A model by Vanderbilt University Medical Center says social distancing has brought Tennessee close to — but not close enough to — the point at which COVID-19 is being contained.
A briefing paper is available here.
The researchers, including Dr. John Graves, told media Friday that new CDC data shows the Wuhan infection transmission number may have been up to 5.7, and to contain an outbreak, the number must go below 1.
They recommend maintaining social distancing until there is a sustained drop in cases as well as reliable and fast testing and tracing of contacts.

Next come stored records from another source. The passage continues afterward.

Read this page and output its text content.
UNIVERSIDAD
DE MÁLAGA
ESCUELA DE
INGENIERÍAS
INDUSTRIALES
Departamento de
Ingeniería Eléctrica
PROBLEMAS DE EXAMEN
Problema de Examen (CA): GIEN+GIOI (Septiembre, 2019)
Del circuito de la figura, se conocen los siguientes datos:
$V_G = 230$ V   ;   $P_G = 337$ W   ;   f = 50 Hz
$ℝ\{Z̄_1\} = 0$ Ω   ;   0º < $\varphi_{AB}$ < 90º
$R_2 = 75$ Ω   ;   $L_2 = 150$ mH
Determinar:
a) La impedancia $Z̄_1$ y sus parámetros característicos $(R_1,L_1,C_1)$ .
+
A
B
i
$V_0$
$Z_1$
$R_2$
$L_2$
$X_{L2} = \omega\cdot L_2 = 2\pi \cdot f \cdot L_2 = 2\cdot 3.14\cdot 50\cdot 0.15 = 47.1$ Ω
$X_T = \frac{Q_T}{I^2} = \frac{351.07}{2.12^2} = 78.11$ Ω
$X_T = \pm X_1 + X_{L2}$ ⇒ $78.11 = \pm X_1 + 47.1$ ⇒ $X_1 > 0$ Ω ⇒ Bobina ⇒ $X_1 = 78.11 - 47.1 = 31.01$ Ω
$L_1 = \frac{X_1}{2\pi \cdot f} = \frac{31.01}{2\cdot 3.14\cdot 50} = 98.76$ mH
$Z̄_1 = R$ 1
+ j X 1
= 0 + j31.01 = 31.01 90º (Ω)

We project future scenarios under three sets of assumptions: (1) if the progress to date is maintained (status quo scenario); (2) if the state achieves additional progress (additional reduction scenario); and (3) if the progress we have achieved gradually “unwinds” as social distancing policy is relaxed and is not met with additional strategies to keep the epidemic under control (lift scenario). It is important to emphasize that the lift scenario is intended highlight the high transmissibility of SARS-CoV-2 and how quickly a second wave of infection could arrive if additional mitigation strategies are not put in place to keep disease spread low in the absence of widespread social distancing
The worst-case says over 15,000 could need hospitalization by early May in a runway breakout; the middle-level assumes a peak in early June with about 5,000 hospitalizations; and the other assumes a mid-May peak with far fewer hospitalizations.
We assume that 4.5% of people who experience COVID-19 symptoms need inpatient hospital care.
Vanderbilt estimates the transmission number in Tennessee dropped from over 5 in mid-March to about 1.4 the week of April 6 because of social distancing.
The researchers compared their model to the well-known model by the Institute for Health Metrics and Evaluation (IHME) from the University of Washington.
They said IHME assumes Tennessee’s pandemic will match the experiences of Wuhan, China, and Italy, and says IHME measured the number of days from severe lockdowns to a peak in deaths. They said they believe Tennessee will have a different outcome, in part because the foreign nations had more extreme lockdowns.
They also said IHME measures all the states, and so is not focused solely on Tennessee, while their model uses Tennessee-specific data including the daily updates by the Tennessee Department of Health, which is here. Vanderbilt’s model also tracks the virus by regions of the state, which they said can help hospitals in those areas plan for their needs.
At this point in time we think there is considerable uncertainty in projecting deaths under our scenarios. First, we believe that, due to limitations in the availability of testing, the number of deaths due to COVID-19 is likely underreported at present. Second, while the average age of the initial set of cases in Tennessee was relatively young, the health of Tennesseans overall is below the national average.
Finally, it critical to emphasize that the real progress seen to date could reverse; premature easement of current policy without sufficient second-line strategies in place will likely cause progress to unravel. The underlying virus is highly infectious and social distancing has reduced the risk of infection but does not confer immunity to people who haven’t been infected yet.
A critical takeaway of our model is the importance of continued social distancing until we reach a sustained drop in cases. Any reduction in social distancing must be paired with reliable and speedy testing and contact tracing to keep disease spread under control.
Our model suggests that the Tennessee epidemic could have been sparked by as few as 10 people. Six weeks later we have 4,634 reported cases who have tested positive.